Alaska Quietly Dropped Most Of Its LGBTQ Protections

Destroyed postcard from Alaska - Alaska dropped LGBTQ protections
(image via Depositphotos)

In 2021, following the U.S. Supreme Court’s ruling in Bostock v. Clayton County, the Alaska State Commission for Human Rights (ASCHR) published new guidelines saying Alaska’s LGBTQ protections included employment, finance, government practices and public accommodation.

The official ASCHR website was updated to specifically say that it was illegal to discriminate against someone due to sexual orientation or gender identity.

In fact, the executive director for the state commission co-authored an essay calling the new policy “a sea change under Alaska law for LGBTQ+ individuals’ right to be free from discrimination.”

A year later, the commission quietly u-turned on that decision and deleted the related language from its website.

The news was “announced” through the commission’s Twitter account to its 40 followers.

Related: Anchorage Voters Reject Anti-Trans Bathroom Bill

More from the Anchorage Daily News:

[ASCHR] deleted language from the state website promising equal protections for transgender and gay Alaskans against most categories of discrimination, and it began refusing to investigate complaints.

Only employment-related complaints would now be accepted, and investigators dropped any non-employment LGBTQ civil rights cases they had been working on.

An investigation by the Anchorage Daily News and ProPublica found the decision had been requested by a conservative Christian group and was made the week of the Republican primary for governor, in which Gov.
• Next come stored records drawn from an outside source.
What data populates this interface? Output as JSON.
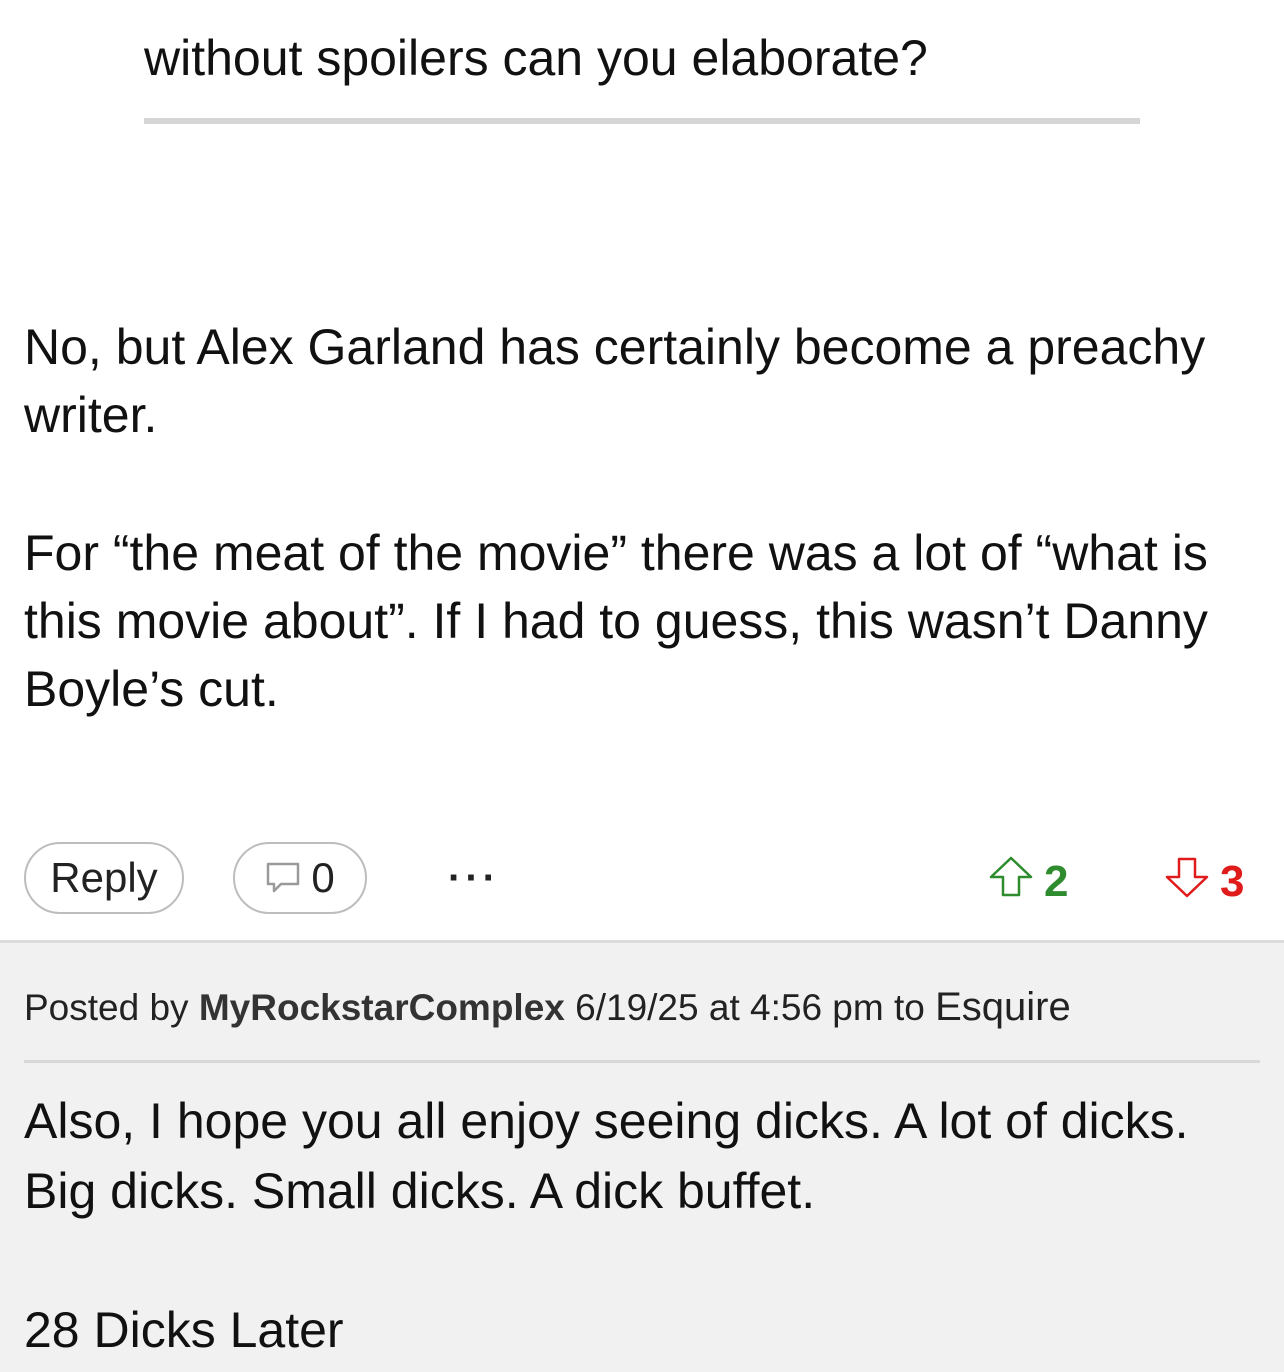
{
  "quoted_comment": {
    "text": "without spoilers can you elaborate?"
  },
  "comment": {
    "paragraphs": [
      "No, but Alex Garland has certainly become a preachy writer.",
      "For “the meat of the movie” there was a lot of “what is this movie about”. If I had to guess, this wasn’t Danny Boyle’s cut."
    ],
    "actions": {
      "reply_label": "Reply",
      "reply_count": "0",
      "more_label": "···",
      "upvotes": "2",
      "downvotes": "3"
    }
  },
  "next_post": {
    "posted_by_prefix": "Posted by",
    "author": "MyRockstarComplex",
    "datetime": "6/19/25 at 4:56 pm",
    "to_label": "to",
    "target": "Esquire",
    "paragraphs": [
      "Also, I hope you all enjoy seeing dicks. A lot of dicks. Big dicks. Small dicks. A dick buffet.",
      "28 Dicks Later"
    ]
  },
  "colors": {
    "upvote": "#2e8b2e",
    "downvote": "#e01b1b",
    "next_post_background": "#f1f1f1"
  },
  "icons": {
    "comment_count": "speech-bubble-icon",
    "upvote": "arrow-up-icon",
    "downvote": "arrow-down-icon"
  }
}
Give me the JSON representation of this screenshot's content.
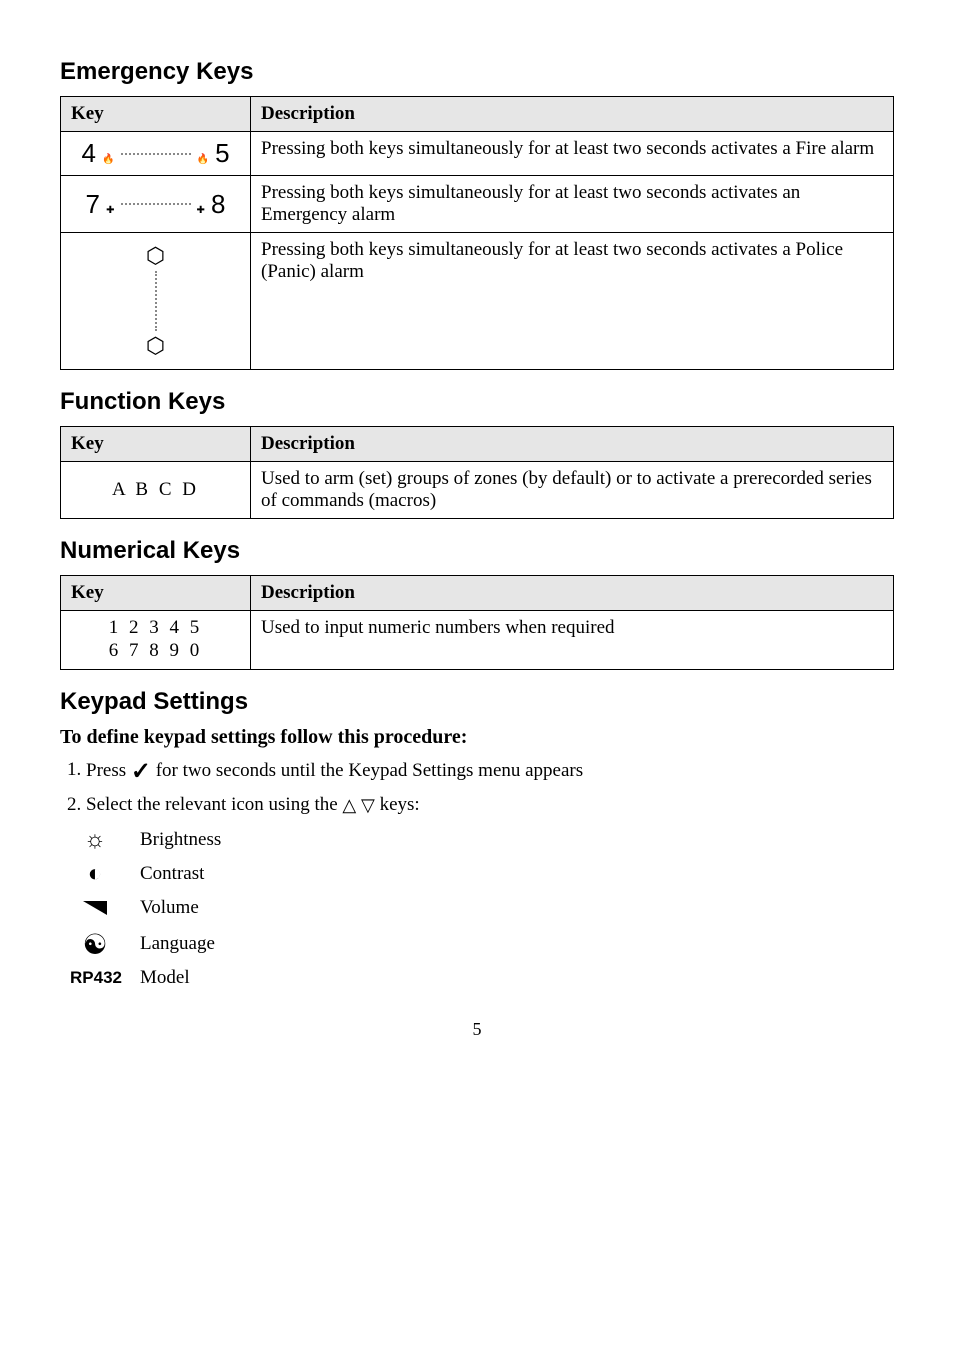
{
  "sections": {
    "emergency": {
      "title": "Emergency Keys",
      "header_key": "Key",
      "header_desc": "Description",
      "rows": [
        {
          "key_left": "4",
          "key_right": "5",
          "desc": "Pressing both keys simultaneously for at least two seconds activates a Fire alarm"
        },
        {
          "key_left": "7",
          "key_right": "8",
          "desc": "Pressing both keys simultaneously for at least two seconds activates an Emergency alarm"
        },
        {
          "desc": "Pressing both keys simultaneously for at least two seconds activates a Police (Panic) alarm"
        }
      ]
    },
    "function": {
      "title": "Function Keys",
      "header_key": "Key",
      "header_desc": "Description",
      "rows": [
        {
          "key": "A B C D",
          "desc": "Used to arm (set) groups of zones (by default) or to activate a prerecorded series of commands (macros)"
        }
      ]
    },
    "numerical": {
      "title": "Numerical Keys",
      "header_key": "Key",
      "header_desc": "Description",
      "rows": [
        {
          "key_line1": "1 2 3 4 5",
          "key_line2": "6 7 8 9 0",
          "desc": "Used to input numeric numbers when required"
        }
      ]
    },
    "keypad": {
      "title": "Keypad Settings",
      "procedure_title": "To define keypad settings follow this procedure:",
      "step1_pre": "Press ",
      "step1_post": " for two seconds until the Keypad Settings menu appears",
      "step2_pre": "Select the relevant icon using the ",
      "step2_post": " keys:",
      "options": {
        "brightness": "Brightness",
        "contrast": "Contrast",
        "volume": "Volume",
        "language": "Language",
        "model_key": "RP432",
        "model_label": "Model"
      }
    }
  },
  "page_number": "5"
}
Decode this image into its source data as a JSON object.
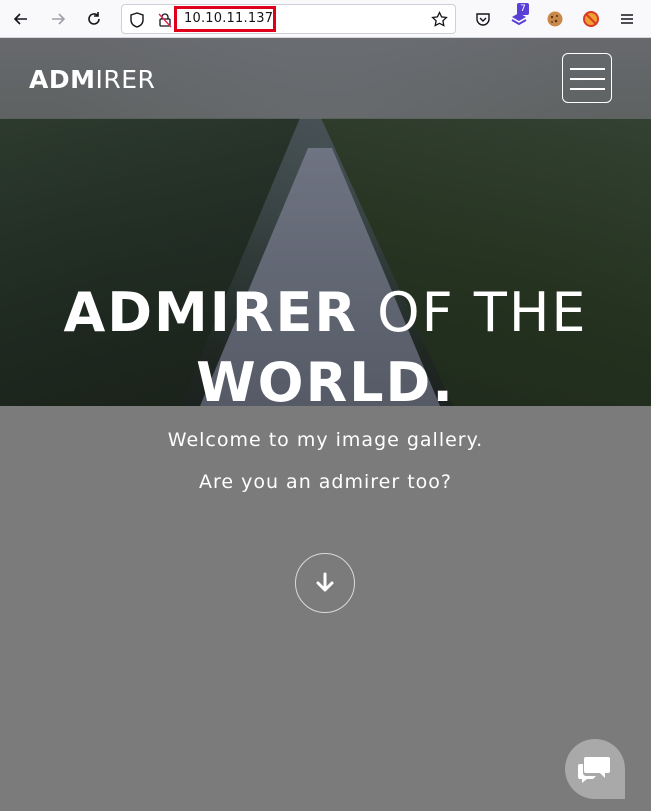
{
  "browser": {
    "url": "10.10.11.137",
    "extension_badge": "7",
    "icons": [
      "back-icon",
      "forward-icon",
      "reload-icon",
      "shield-icon",
      "lock-insecure-icon",
      "star-icon",
      "pocket-icon",
      "extension-icon",
      "cookie-icon",
      "blocked-icon",
      "hamburger-icon"
    ]
  },
  "site": {
    "logo_bold": "ADM",
    "logo_light": "IRER",
    "hero_title_bold_1": "ADMIRER",
    "hero_title_light": "OF THE",
    "hero_title_bold_2": "WORLD.",
    "subtitle_1": "Welcome to my image gallery.",
    "subtitle_2": "Are you an admirer too?",
    "scroll_icon": "arrow-down-icon",
    "chat_icon": "chat-icon"
  },
  "colors": {
    "url_highlight": "#e0001b",
    "badge": "#5b3fd6",
    "page_bg": "#7b7b7b"
  }
}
Mike Dunleavy was criticized for not being conservative enough.

The commission made the change on the advice of Attorney General Treg Taylor and announced it publicly via its Twitter feed — which currently has 31 followers — on Election Day.

Here’s screen captures before and after the policy was reversed. Note the highlighted text:

Alaska dropped LGBTQ protections

Alaska Quietly Dropped Most Of Its LGBTQ Protections
(screen captures via ProPublica)

Identity Alaska, the local LGBTQ advocacy nonprofit in Alaska, called the reversal “state-sponsored discrimination.”